When I became involved, Robert lived in a care home with 8 other residents. He appeared to like his carers, but didn’t interact much with other residents, especially after new residents moved into the home who were noisy and would enter his personal space. When he was anxious, he would scream, sometimes biting and scratching himself. He was regularly administered sedative medication and began retreating into a small shower room in the home, spending long periods of time there, refusing to come out.
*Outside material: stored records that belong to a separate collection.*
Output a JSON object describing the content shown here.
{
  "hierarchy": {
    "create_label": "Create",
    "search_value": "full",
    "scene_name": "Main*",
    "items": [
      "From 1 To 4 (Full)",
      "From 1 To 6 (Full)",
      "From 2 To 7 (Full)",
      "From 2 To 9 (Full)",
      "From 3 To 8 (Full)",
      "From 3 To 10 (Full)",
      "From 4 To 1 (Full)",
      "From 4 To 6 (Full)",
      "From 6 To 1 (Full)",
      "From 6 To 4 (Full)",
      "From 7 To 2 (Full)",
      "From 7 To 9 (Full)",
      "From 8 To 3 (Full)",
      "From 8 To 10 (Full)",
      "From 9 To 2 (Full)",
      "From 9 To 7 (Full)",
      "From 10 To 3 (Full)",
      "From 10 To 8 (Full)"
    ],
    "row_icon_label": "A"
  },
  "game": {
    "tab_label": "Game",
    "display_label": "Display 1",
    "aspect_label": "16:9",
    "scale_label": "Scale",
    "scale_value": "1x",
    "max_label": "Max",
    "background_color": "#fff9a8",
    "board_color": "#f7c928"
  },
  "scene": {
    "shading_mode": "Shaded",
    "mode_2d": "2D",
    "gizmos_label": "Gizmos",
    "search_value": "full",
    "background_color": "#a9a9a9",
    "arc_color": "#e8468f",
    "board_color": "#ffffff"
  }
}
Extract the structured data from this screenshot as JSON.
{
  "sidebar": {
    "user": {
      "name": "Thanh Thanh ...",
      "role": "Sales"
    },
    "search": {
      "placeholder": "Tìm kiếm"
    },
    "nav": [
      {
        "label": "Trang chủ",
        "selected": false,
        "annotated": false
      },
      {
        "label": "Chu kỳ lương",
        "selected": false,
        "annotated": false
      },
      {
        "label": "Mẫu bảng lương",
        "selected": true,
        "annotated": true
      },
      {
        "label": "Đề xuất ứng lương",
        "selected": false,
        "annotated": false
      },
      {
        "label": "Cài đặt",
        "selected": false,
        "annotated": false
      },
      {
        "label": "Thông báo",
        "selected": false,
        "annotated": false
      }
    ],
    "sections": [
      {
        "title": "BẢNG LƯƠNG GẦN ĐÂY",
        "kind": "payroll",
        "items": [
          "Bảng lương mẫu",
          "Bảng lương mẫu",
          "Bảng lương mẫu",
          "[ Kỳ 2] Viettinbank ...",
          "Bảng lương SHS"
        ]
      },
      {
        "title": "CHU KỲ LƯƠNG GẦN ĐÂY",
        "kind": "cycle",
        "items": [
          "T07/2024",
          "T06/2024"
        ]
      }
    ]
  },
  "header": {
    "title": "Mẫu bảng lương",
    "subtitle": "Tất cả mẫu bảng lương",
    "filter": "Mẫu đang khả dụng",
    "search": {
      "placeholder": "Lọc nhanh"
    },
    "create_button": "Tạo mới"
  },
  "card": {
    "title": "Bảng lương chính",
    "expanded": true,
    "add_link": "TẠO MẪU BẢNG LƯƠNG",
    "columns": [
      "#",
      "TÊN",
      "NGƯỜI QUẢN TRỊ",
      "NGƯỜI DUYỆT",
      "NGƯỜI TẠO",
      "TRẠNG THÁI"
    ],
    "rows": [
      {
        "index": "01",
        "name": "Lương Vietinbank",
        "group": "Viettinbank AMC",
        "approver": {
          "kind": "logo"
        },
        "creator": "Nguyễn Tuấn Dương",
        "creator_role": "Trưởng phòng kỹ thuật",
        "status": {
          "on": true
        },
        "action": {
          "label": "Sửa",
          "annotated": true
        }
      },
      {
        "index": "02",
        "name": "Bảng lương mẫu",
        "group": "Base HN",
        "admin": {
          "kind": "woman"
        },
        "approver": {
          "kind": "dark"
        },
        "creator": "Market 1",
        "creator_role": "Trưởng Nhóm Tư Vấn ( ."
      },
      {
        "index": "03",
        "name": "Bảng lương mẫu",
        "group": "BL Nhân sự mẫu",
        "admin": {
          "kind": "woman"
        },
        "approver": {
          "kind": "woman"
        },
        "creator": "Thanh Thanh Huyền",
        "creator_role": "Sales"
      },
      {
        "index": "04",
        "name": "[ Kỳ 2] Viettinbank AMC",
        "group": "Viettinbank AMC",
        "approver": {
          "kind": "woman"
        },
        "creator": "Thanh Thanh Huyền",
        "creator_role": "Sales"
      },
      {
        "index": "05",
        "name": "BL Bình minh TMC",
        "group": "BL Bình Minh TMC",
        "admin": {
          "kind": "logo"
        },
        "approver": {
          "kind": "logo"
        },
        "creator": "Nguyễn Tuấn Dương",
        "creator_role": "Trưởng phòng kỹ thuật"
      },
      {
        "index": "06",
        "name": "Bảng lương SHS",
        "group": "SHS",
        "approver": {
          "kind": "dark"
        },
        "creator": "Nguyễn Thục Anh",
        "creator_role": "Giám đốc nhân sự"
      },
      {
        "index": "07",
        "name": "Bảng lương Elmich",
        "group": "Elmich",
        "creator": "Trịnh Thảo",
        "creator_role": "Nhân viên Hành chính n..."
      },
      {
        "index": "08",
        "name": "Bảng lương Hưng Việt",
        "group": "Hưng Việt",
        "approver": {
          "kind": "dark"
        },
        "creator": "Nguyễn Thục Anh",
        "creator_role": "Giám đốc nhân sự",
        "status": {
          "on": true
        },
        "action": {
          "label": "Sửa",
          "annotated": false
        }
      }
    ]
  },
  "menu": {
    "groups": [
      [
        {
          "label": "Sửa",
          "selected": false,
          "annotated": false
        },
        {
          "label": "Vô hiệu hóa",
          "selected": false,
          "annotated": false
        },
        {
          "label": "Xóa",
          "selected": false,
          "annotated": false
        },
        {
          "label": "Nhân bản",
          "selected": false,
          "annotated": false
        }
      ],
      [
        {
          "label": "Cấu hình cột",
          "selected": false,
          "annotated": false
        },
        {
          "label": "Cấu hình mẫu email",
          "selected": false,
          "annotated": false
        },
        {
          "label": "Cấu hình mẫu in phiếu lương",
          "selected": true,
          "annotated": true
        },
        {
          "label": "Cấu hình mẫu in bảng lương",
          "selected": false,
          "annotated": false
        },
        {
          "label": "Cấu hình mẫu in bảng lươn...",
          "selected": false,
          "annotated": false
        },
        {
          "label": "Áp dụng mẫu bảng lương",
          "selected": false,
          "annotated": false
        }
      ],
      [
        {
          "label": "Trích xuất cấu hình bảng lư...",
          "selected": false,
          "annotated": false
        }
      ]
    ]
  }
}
I visited Robert several times, spoke to the care team and collated information from the documents and others. I gained a sense of Robert’s history and needs, and most importantly, his feelings. Robert was responding negatively to the unpredictable environment and the lack of appropriate stimulation and communication. His sensory needs were unmet and he was expressing himself in the only way he could.

I recommended that a positive behaviour plan was completed, visual communication aids used, and sensory therapies provided. This supported his mood and reduced the need for sedative medication. I recommended a single occupancy home environment, adapted to his sensory needs. I suggested a slow and integrated transition with a new team of workers gradually familiarising with Robert in his current setting.

The court endorsed my recommendations, and the care teams facilitated the suggestions made. Following the hard work and collaboration of the professionals and care teams involved, I was delighted to hear that Robert moved willingly into his new home, with no sedation necessary. He had a bespoke sensory space within his home and his new support plan included personalised activities and outings. This outcome would have been very unlikely without the scrutiny of the court, through which a coordinated and holistic evaluation of his circumstances was undertaken. Post AGNI, it is unclear whether the objective element of deprivation of liberty would be met, considering he could not express an objection, the ‘relative normality’ of the original setting, or the purpose of the restrictions.